The Serpent Woman: Rebellion and metamorphosis


It all began in 2022, when she was still a student. Caught between disillusionment with an industry suffocating under its own contradictions and an irrepressible urge to create differently, Gabrielle Huguenot made a radical choice: she would follow neither the path of conformity nor destruction. Inspired by her childhood icons—the femme fatales of pop culture, from Poison Ivy to Medusa and the symbolic power of the serpent—she imagined a hybrid persona.


The Serpent Woman isn’t here to seduce. She exists on her own terms. Like a reptile lurking in the shadows of its terrarium, she observes, transforms, sheds her skin. “The serpent does not live to entertain us,” reminds the designer. Just as the femme fatale is often relegated to a rigid role—alluring but doomed—Gabrielle Huguenot refuses this entrapment. Instead, she reimagines these figures, offering them a fate beyond tragedy or silence, echoing the words of Aimé Césaire: “We are those who say no to the shadows.”

Combat jewellery and relics of darkness


At Bijorhca, Huguenot’s world unfolded in a disruptive spectacle, an anthem to self-assertion through ornamentation. Her jewellery and accessories—more than sculptural adornments with conceptual undertones—stand as symbolic weapons. 


Each piece emerges from raw instinct, crafted without preliminary sketches, as if forged directly from the Serpent Woman’s flesh. Metal elements sourced from BDSM culture, fishing gear, and traditional jewellery-making are reassembled into a unique visual language. She subverts relics of control and restraint, transforming them into symbols of power and liberation. A bracelet forces the hand downward, mimicking an imposed gesture of submission. 

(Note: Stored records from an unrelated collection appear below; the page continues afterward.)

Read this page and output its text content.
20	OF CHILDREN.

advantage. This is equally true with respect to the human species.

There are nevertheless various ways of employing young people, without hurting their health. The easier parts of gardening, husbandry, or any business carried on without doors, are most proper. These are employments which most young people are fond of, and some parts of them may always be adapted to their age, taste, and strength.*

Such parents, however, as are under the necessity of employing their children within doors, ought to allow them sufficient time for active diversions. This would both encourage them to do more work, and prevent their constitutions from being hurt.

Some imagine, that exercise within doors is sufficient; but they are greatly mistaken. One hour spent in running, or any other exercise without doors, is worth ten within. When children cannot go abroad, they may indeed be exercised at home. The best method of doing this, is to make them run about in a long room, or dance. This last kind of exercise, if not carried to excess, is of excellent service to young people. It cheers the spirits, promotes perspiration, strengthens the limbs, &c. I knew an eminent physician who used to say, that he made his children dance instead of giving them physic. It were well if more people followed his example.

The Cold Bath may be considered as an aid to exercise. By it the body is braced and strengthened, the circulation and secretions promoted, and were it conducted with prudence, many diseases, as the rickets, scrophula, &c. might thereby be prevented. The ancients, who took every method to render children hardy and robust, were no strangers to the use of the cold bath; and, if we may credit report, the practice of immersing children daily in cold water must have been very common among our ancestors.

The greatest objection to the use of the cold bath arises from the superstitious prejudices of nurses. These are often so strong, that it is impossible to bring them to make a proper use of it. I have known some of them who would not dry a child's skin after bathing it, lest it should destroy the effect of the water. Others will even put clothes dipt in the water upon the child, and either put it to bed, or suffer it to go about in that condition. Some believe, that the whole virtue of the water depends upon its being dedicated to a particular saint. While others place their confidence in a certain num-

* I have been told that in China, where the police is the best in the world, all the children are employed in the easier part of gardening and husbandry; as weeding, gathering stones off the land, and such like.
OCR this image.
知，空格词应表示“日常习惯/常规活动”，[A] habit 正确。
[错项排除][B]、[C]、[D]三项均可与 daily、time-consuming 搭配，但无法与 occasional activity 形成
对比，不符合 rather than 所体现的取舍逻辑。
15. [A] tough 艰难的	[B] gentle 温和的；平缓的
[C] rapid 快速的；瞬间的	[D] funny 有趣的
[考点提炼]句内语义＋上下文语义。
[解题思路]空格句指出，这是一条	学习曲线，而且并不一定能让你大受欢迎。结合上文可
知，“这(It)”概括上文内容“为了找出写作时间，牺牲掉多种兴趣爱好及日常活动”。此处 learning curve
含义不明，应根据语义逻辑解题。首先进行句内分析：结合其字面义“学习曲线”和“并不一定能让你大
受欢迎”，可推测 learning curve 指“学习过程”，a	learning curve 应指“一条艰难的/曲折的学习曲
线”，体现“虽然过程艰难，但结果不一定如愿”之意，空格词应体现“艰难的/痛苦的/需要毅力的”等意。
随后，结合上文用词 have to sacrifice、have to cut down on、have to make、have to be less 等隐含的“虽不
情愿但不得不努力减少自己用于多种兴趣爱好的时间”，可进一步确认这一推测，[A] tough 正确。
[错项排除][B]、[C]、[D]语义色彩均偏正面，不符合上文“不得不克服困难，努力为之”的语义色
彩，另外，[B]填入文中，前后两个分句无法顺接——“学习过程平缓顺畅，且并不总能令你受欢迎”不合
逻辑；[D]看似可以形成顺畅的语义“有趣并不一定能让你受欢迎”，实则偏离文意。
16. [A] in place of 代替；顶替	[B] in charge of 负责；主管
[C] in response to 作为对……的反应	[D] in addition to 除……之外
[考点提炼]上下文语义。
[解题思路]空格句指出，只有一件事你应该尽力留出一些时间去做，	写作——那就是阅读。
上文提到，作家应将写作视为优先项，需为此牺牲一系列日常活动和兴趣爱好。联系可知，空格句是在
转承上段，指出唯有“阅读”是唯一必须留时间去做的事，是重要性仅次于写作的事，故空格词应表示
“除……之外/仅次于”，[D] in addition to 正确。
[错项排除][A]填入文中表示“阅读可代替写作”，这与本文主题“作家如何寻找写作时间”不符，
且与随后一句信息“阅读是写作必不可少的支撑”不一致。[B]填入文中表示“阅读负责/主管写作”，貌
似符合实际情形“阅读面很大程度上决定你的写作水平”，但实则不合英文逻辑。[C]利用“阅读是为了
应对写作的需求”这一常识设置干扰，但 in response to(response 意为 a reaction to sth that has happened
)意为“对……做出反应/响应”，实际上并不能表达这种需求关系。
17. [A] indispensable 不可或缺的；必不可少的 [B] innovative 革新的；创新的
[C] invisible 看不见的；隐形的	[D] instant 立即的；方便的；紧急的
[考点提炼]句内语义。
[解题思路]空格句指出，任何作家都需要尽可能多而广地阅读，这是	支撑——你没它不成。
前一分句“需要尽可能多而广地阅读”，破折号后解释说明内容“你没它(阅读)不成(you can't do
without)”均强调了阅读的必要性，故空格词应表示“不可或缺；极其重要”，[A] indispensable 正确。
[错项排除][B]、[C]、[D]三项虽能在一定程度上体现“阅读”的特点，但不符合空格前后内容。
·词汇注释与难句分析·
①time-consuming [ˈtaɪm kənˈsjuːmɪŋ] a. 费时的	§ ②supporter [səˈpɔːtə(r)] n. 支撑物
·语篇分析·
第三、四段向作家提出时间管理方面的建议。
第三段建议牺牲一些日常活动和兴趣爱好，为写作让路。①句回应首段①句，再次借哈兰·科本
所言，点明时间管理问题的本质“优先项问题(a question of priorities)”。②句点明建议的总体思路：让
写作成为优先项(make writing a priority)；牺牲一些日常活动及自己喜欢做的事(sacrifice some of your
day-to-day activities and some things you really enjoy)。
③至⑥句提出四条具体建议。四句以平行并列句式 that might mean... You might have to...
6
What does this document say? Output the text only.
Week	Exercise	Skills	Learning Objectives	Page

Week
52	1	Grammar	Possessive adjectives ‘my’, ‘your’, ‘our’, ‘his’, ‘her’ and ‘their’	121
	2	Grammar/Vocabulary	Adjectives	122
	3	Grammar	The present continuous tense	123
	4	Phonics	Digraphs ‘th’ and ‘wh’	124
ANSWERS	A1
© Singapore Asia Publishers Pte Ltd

A tiara compels the head to bow, evoking a ritual of self-abnegation. But this is not resignation—these objects serve as provocations. How do we accept being represented? At what point do we reclaim the symbols that once alienated us?

"What fascinates me isn’t the object itself, but what it reveals about us"

Inspired by the radical performances of Marina Abramović, she incorporates her own body into her creations, playing on the tension between artist and muse. It’s no surprise that her performances disturb, her pieces provoke. Some find them sublime; others unsettling. But none leave indifferent.

The art of Disruption: Beyond Jewellery, a sensory immersion


At this edition of Bijorhca, Gabrielle Huguenot didn’t just exhibit her work—she delivered a full-scale spectacle, an unfiltered immersion into her creative world. Her artistic direction blends installations, movement, and sensory experiences, drawing spectators into a dialogue with their own perceptions.


 In one of her performances, a dress covered in mould-like patterns evokes forced confinement. A pair of deliberately unwearable shoes challenges the very notion of functionality in fashion. Her fragrance, “Négligence”, created in collaboration with Firmenich, questions olfactory norms, daring to embrace body odour as a statement rather than something to be erased. Through these interventions, Gabrielle Huguenot elevates jewellery to a form of language, a performance where creation meets politics, where the femme fatale no longer seduces but asserts her existence.

From Shadows to Light: What’s next for the Serpent Woman?


In a world where trends are both fleeting and overwhelming, few designers succeed in anchoring a vision that is truly distinctive. Gabrielle Huguenot is one of them. Her work transcends aesthetics—it is conceptual, disruptive, deeply rooted in reflections on the representation of the body, the power of objects, and the place of women in Fashion, Art, and Contemporary Society. With the Serpent Woman, she offers a narrative in constant metamorphosis. A shapeshifting icon, breaking free from her chains, evolving, and affirming her power.